Actualité > Environnement > Corps humain
Par Germain Montor,  publié le 21 février 2026 à 18h00.
Tibet plateaux altitude montagne village

Image d'illustration. Tibet plateaux altitude montagne villageADN

Sur le plateau tibétain, les populations humaines continuent de s’adapter à leur environnement extrême. Des études récentes révèlent des signes d’évolution en cours, illustrant comment notre espèce modifie ses caractéristiques biologiques face aux conditions de haute altitude.

Tl;dr

  • Les Tibétains ont développé des adaptations à l’hypoxie.
  • L’oxygénation optimale du sang favorise la fertilité féminine.
  • La sélection naturelle se poursuit aujourd’hui à haute altitude.

Des communautés humaines florissantes face au défi de l’altitude

Sur le haut plateau tibétain, où l’oxygène se fait rare, des populations humaines parviennent non seulement à survivre, mais aussi à prospérer. La région, perchée à plus de 3 500 mètres d’altitude, impose aux habitants un environnement qui provoquerait chez la plupart d’entre nous une redoutable hypoxie, ce manque d’oxygène menaçant le bon fonctionnement des organes. Pourtant, les communautés locales s’y sont adaptées au fil de plusieurs millénaires.

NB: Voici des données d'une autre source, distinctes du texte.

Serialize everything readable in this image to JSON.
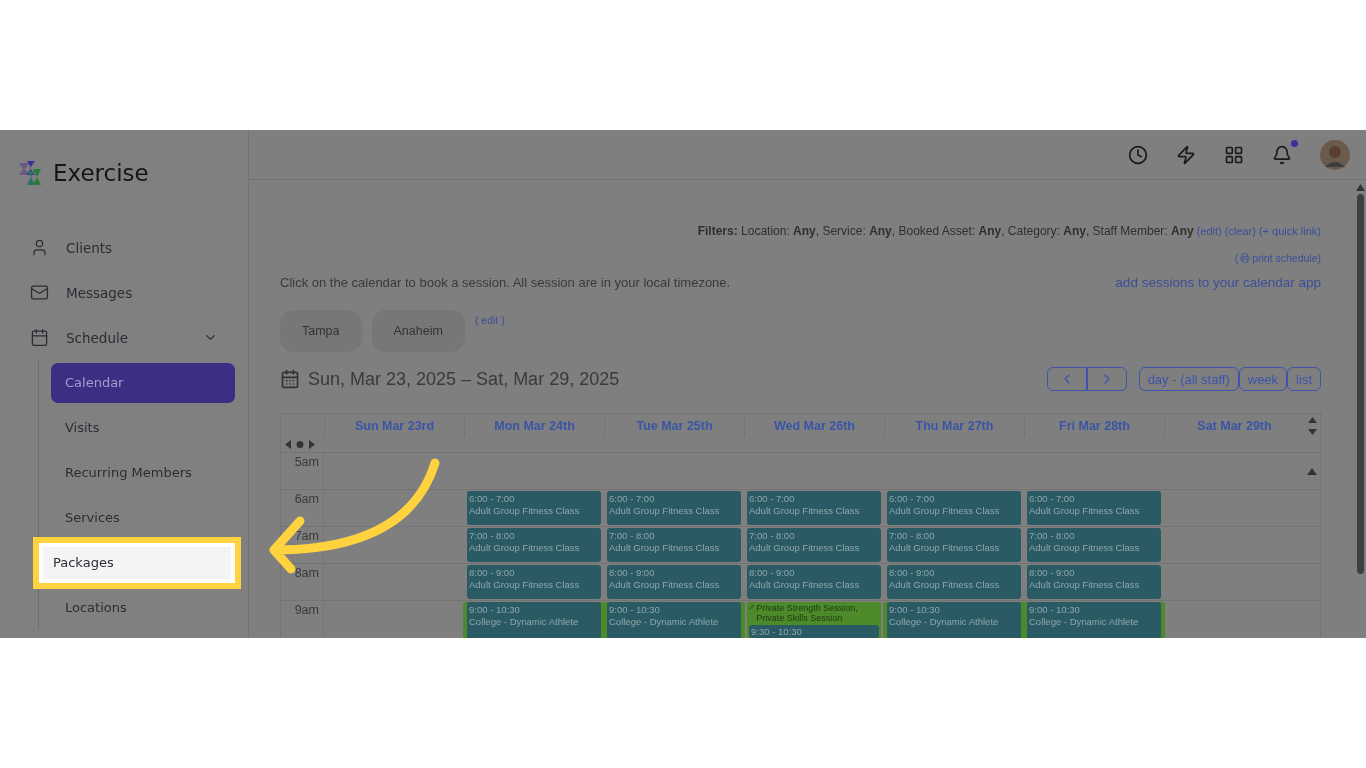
{
  "app": {
    "name": "Exercise"
  },
  "sidebar": {
    "items": [
      {
        "label": "Clients"
      },
      {
        "label": "Messages"
      },
      {
        "label": "Schedule",
        "expanded": true,
        "children": [
          {
            "label": "Calendar",
            "selected": true,
            "highlighted": false
          },
          {
            "label": "Visits",
            "selected": false,
            "highlighted": false
          },
          {
            "label": "Recurring Members",
            "selected": false,
            "highlighted": false
          },
          {
            "label": "Services",
            "selected": false,
            "highlighted": false
          },
          {
            "label": "Packages",
            "selected": false,
            "highlighted": true
          },
          {
            "label": "Locations",
            "selected": false,
            "highlighted": false
          }
        ]
      }
    ]
  },
  "header": {
    "notifications_unread": true
  },
  "filters": {
    "text": "**Filters:** Location: **Any**, Service: **Any**, Booked Asset: **Any**, Category: **Any**, Staff Member: **Any**",
    "links": [
      "(edit)",
      "(clear)",
      "(+ quick link)"
    ]
  },
  "print_link": {
    "before": "(",
    "label": "print schedule",
    "after": ")"
  },
  "info": "Click on the calendar to book a session. All session are in your local timezone.",
  "calendar_app_link": "add sessions to your calendar app",
  "locations": [
    "Tampa",
    "Anaheim"
  ],
  "locations_edit": "( edit )",
  "date_range": "Sun, Mar 23, 2025 – Sat, Mar 29, 2025",
  "views": [
    "day - (all staff)",
    "week",
    "list"
  ],
  "calendar": {
    "days": [
      "Sun Mar 23rd",
      "Mon Mar 24th",
      "Tue Mar 25th",
      "Wed Mar 26th",
      "Thu Mar 27th",
      "Fri Mar 28th",
      "Sat Mar 29th"
    ],
    "rows": [
      {
        "label": "5am",
        "cells": [
          {
            "kind": "empty"
          },
          {
            "kind": "empty"
          },
          {
            "kind": "empty"
          },
          {
            "kind": "empty"
          },
          {
            "kind": "empty"
          },
          {
            "kind": "empty"
          },
          {
            "kind": "empty"
          }
        ]
      },
      {
        "label": "6am",
        "cells": [
          {
            "kind": "empty"
          },
          {
            "kind": "event",
            "time": "6:00 - 7:00",
            "title": "Adult Group Fitness Class"
          },
          {
            "kind": "event",
            "time": "6:00 - 7:00",
            "title": "Adult Group Fitness Class"
          },
          {
            "kind": "event",
            "time": "6:00 - 7:00",
            "title": "Adult Group Fitness Class"
          },
          {
            "kind": "event",
            "time": "6:00 - 7:00",
            "title": "Adult Group Fitness Class"
          },
          {
            "kind": "event",
            "time": "6:00 - 7:00",
            "title": "Adult Group Fitness Class"
          },
          {
            "kind": "empty"
          }
        ]
      },
      {
        "label": "7am",
        "cells": [
          {
            "kind": "empty"
          },
          {
            "kind": "event",
            "time": "7:00 - 8:00",
            "title": "Adult Group Fitness Class"
          },
          {
            "kind": "event",
            "time": "7:00 - 8:00",
            "title": "Adult Group Fitness Class"
          },
          {
            "kind": "event",
            "time": "7:00 - 8:00",
            "title": "Adult Group Fitness Class"
          },
          {
            "kind": "event",
            "time": "7:00 - 8:00",
            "title": "Adult Group Fitness Class"
          },
          {
            "kind": "event",
            "time": "7:00 - 8:00",
            "title": "Adult Group Fitness Class"
          },
          {
            "kind": "empty"
          }
        ]
      },
      {
        "label": "8am",
        "cells": [
          {
            "kind": "empty"
          },
          {
            "kind": "event",
            "time": "8:00 - 9:00",
            "title": "Adult Group Fitness Class"
          },
          {
            "kind": "event",
            "time": "8:00 - 9:00",
            "title": "Adult Group Fitness Class"
          },
          {
            "kind": "event",
            "time": "8:00 - 9:00",
            "title": "Adult Group Fitness Class"
          },
          {
            "kind": "event",
            "time": "8:00 - 9:00",
            "title": "Adult Group Fitness Class"
          },
          {
            "kind": "event",
            "time": "8:00 - 9:00",
            "title": "Adult Group Fitness Class"
          },
          {
            "kind": "empty"
          }
        ]
      },
      {
        "label": "9am",
        "cells": [
          {
            "kind": "empty"
          },
          {
            "kind": "event",
            "overlap": true,
            "time": "9:00 - 10:30",
            "title": "College - Dynamic Athlete"
          },
          {
            "kind": "event",
            "overlap": true,
            "time": "9:00 - 10:30",
            "title": "College - Dynamic Athlete"
          },
          {
            "kind": "group",
            "title": "Private Strength Session, Private Skills Session",
            "time": "9:30 - 10:30"
          },
          {
            "kind": "event",
            "overlap": true,
            "time": "9:00 - 10:30",
            "title": "College - Dynamic Athlete"
          },
          {
            "kind": "event",
            "overlap": true,
            "time": "9:00 - 10:30",
            "title": "College - Dynamic Athlete"
          },
          {
            "kind": "empty"
          }
        ]
      }
    ]
  }
}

Secrets biologiques et transmission générationnelle

L’anthropologue Cynthia Beall de la Case Western Reserve University, pionnière de l’étude des réponses humaines à la vie en milieu pauvre en oxygène, a voulu percer les mécanismes précis derrière cette étonnante adaptation. Dans une étude publiée en octobre 2024 dans les Proceedings of the National Academy of Sciences, elle a suivi 417 femmes népalaises ayant vécu toute leur existence au-dessus de cette barre symbolique des 3 500 mètres.

Parmi les paramètres observés figuraient :

  • Taux d’hémoglobine — la protéine qui transporte l’oxygène dans le sang
  • Saturation en oxygène de l’hémoglobine
  • Morphologie cardiaque et débit sanguin pulmonaire

Les résultats sont pour le moins surprenants : les femmes enregistrant le plus grand nombre de naissances vivantes ne possédaient ni un taux élevé ni faible d’hémoglobine, mais une valeur intermédiaire. Ce qui faisait la différence ? Une saturation en oxygène particulièrement élevée, permettant une meilleure distribution aux tissus sans pour autant épaissir le sang – un facteur susceptible de surcharger le cœur.

L’enjeu reproductif comme moteur évolutif

Cynthia Beall précise : « L’adaptation à l’hypoxie d’altitude est fascinante parce que le stress est intense et mesurable. C’est un exemple parfait de notre incroyable diversité biologique. » Le critère retenu par son équipe pour cerner ces avantages évolutifs n’est autre que le succès reproductif : les femmes ayant donné naissance au plus grand nombre d’enfants sont celles qui transmettent leurs caractéristiques avantageuses aux générations suivantes.

Sans surprise, ces mêmes femmes présentaient aussi un débit sanguin pulmonaire plus élevé et une morphologie cardiaque particulière – notamment un ventricule gauche élargi – optimisant encore davantage l’apport en oxygène.

Sélection naturelle toujours à l’œuvre

Certes, certains facteurs culturels jouent également un rôle : mariage précoce ou longévité reproductive peuvent augmenter statistiquement le nombre d’enfants. Mais même après ajustement sur ces variables, ce sont bien les traits physiologiques spécifiques qui font la différence. En somme, ce cas illustre avec éclat comment la sélection naturelle continue de façonner nos corps aujourd’hui encore, parfois de manière contre-intuitive – rappelons qu’en Afrique, la prévalence accrue de la drépanocytose protège justement contre le paludisme.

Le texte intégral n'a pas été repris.